Emphasize “fairness”

This year the National Park Service, under the U.S. Department of the Interior, will compile a “foundation document” that will identify the basic understanding of the park’s values and history. The National Park Service will reportedly seek opinions from the public, too.

The 1990s was a time of fierce debate over the atomic bombs. The Smithsonian Institution’s National Air and Space Museum had planned an exhibition featuring the fuselage of the B-29 bomber “Enola Gay,” the plane that dropped the atomic bomb on Hiroshima. The museum sought to also display artifacts left behind by A-bomb victims, but U.S. veterans of the Pacific War and others were vehemently opposed. Ultimately, the original plan was scrapped and artifacts left behind by A-bomb victims were not displayed.

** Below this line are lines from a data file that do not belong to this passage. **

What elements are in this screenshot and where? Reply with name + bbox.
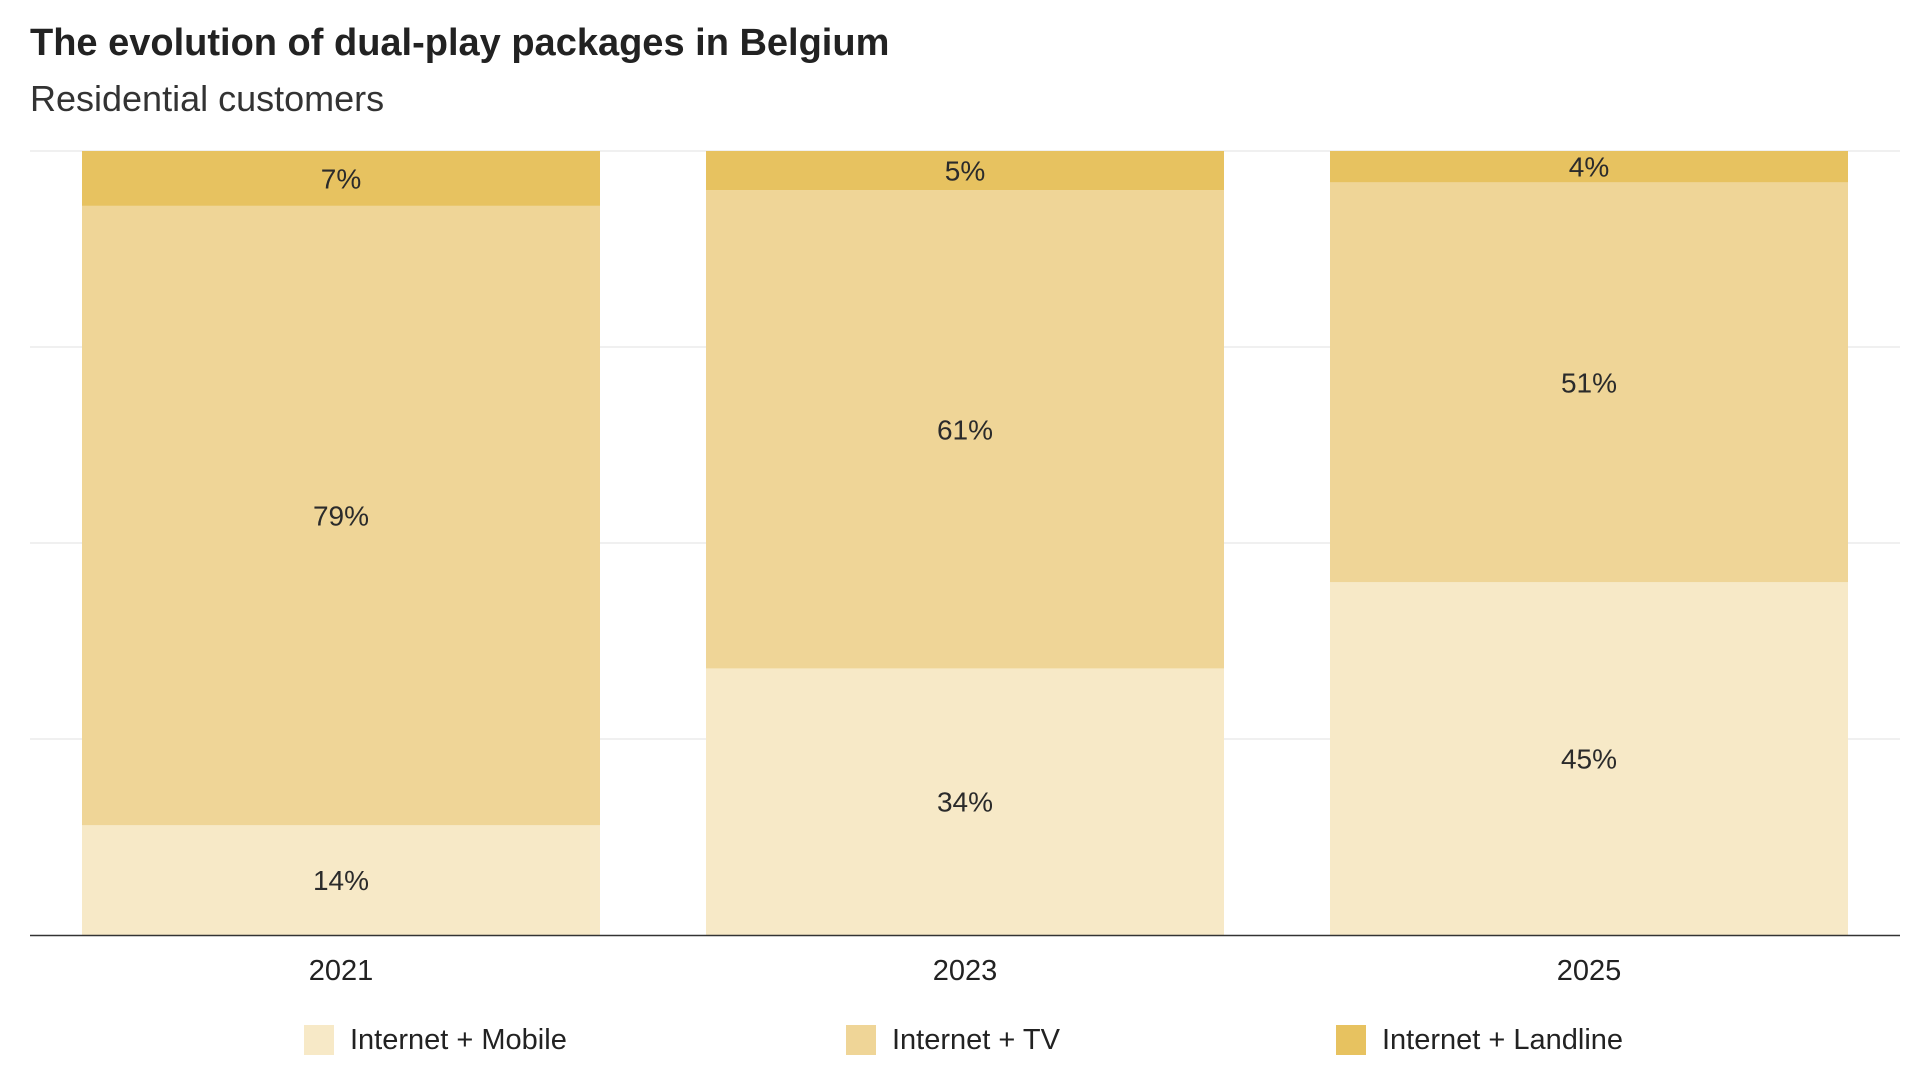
x-tick-label: 2025 [1557, 955, 1622, 987]
x-tick-label: 2021 [309, 955, 374, 987]
x-tick-label: 2023 [933, 955, 998, 987]
chart-title: The evolution of dual-play packages in B… [30, 22, 890, 64]
stacked-bar-chart: 14% 79% 7% 2021 34% 61% 5% 2023 45% 51% 4% 2025 [30, 150, 1900, 987]
bar-segment [82, 151, 600, 206]
data-label: 7% [321, 163, 361, 194]
legend-label-internet-mobile: Internet + Mobile [350, 1023, 567, 1056]
bar-segment [82, 825, 600, 935]
legend-item-internet-mobile: Internet + Mobile [304, 1020, 567, 1060]
bar-segment [82, 205, 600, 826]
data-label: 51% [1561, 367, 1617, 398]
data-label: 61% [937, 414, 993, 445]
data-label: 45% [1561, 744, 1617, 775]
bar-segment [706, 151, 1224, 191]
chart-subtitle: Residential customers [30, 78, 385, 119]
legend-swatch-internet-tv [846, 1025, 876, 1055]
bar-segment [1330, 582, 1848, 935]
bar-segment [706, 190, 1224, 669]
bar-segment [1330, 151, 1848, 183]
bar-segment [1330, 182, 1848, 583]
legend-item-internet-landline: Internet + Landline [1336, 1020, 1623, 1060]
legend-item-internet-tv: Internet + TV [846, 1020, 1060, 1060]
chart-legend: Internet + Mobile Internet + TV Internet… [0, 1020, 1920, 1060]
data-label: 5% [945, 156, 985, 187]
data-label: 4% [1569, 152, 1609, 183]
legend-swatch-internet-mobile [304, 1025, 334, 1055]
legend-label-internet-landline: Internet + Landline [1382, 1023, 1624, 1056]
data-label: 79% [313, 501, 369, 532]
data-label: 14% [313, 865, 369, 896]
bar-segment [706, 668, 1224, 935]
legend-label-internet-tv: Internet + TV [892, 1023, 1060, 1056]
data-label: 34% [937, 787, 993, 818]
legend-swatch-internet-landline [1336, 1025, 1366, 1055]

Theoretically, the national historical parks in the United States also seek to convey negative events of the past, such as the mistreatment of indigenous peoples, slavery, and the internment of Japanese-Americans during World War II. But there is a thin line between this intention and the patriotic idea that the nation bears a debt to those who sacrificed themselves for the sake of the country. It is therefore vital to make efforts over the next few years to support the view of the A-bombed cities.

Toshihiro Higuchi, an assistant professor of the history of science at Georgetown University, is familiar with the past when it comes to relations between Japan and the United States involving nuclear issues. “Conservatives and their views will put pressure on the orientation of the park, that can’t be helped,” Mr. Higuchi said. “The question is, what materials will be presented at venues where visitors engage with a variety of perspectives and reflect on their own. And so Hiroshima and Nagasaki must continue to convey their point of view. It is important, too, to emphasize ‘fairness,’ a principle of democracy and an American ideal.”


The Manhattan Project National Historical Park
The Manhattan Project was the U.S. effort to develop the atomic bombs during World War II. Facilities involved in the project and their environs, in three locations, were designated a national historical park on November 10 of last year. These locations include Los Alamos, New Mexico, the base of operations; Oak Ridge, Tennessee, where the highly enriched uranium for the Hiroshima A-bomb was produced; and Hanford, Washington, where the plutonium for the Nagasaki A-bomb was produced. Sally Jewell, the U.S. Secretary of the Interior, has said that her department will be impartial in its development of the park, giving due consideration to the A-bombed cities. At the same time, expectations are high for promoting tourism at the park.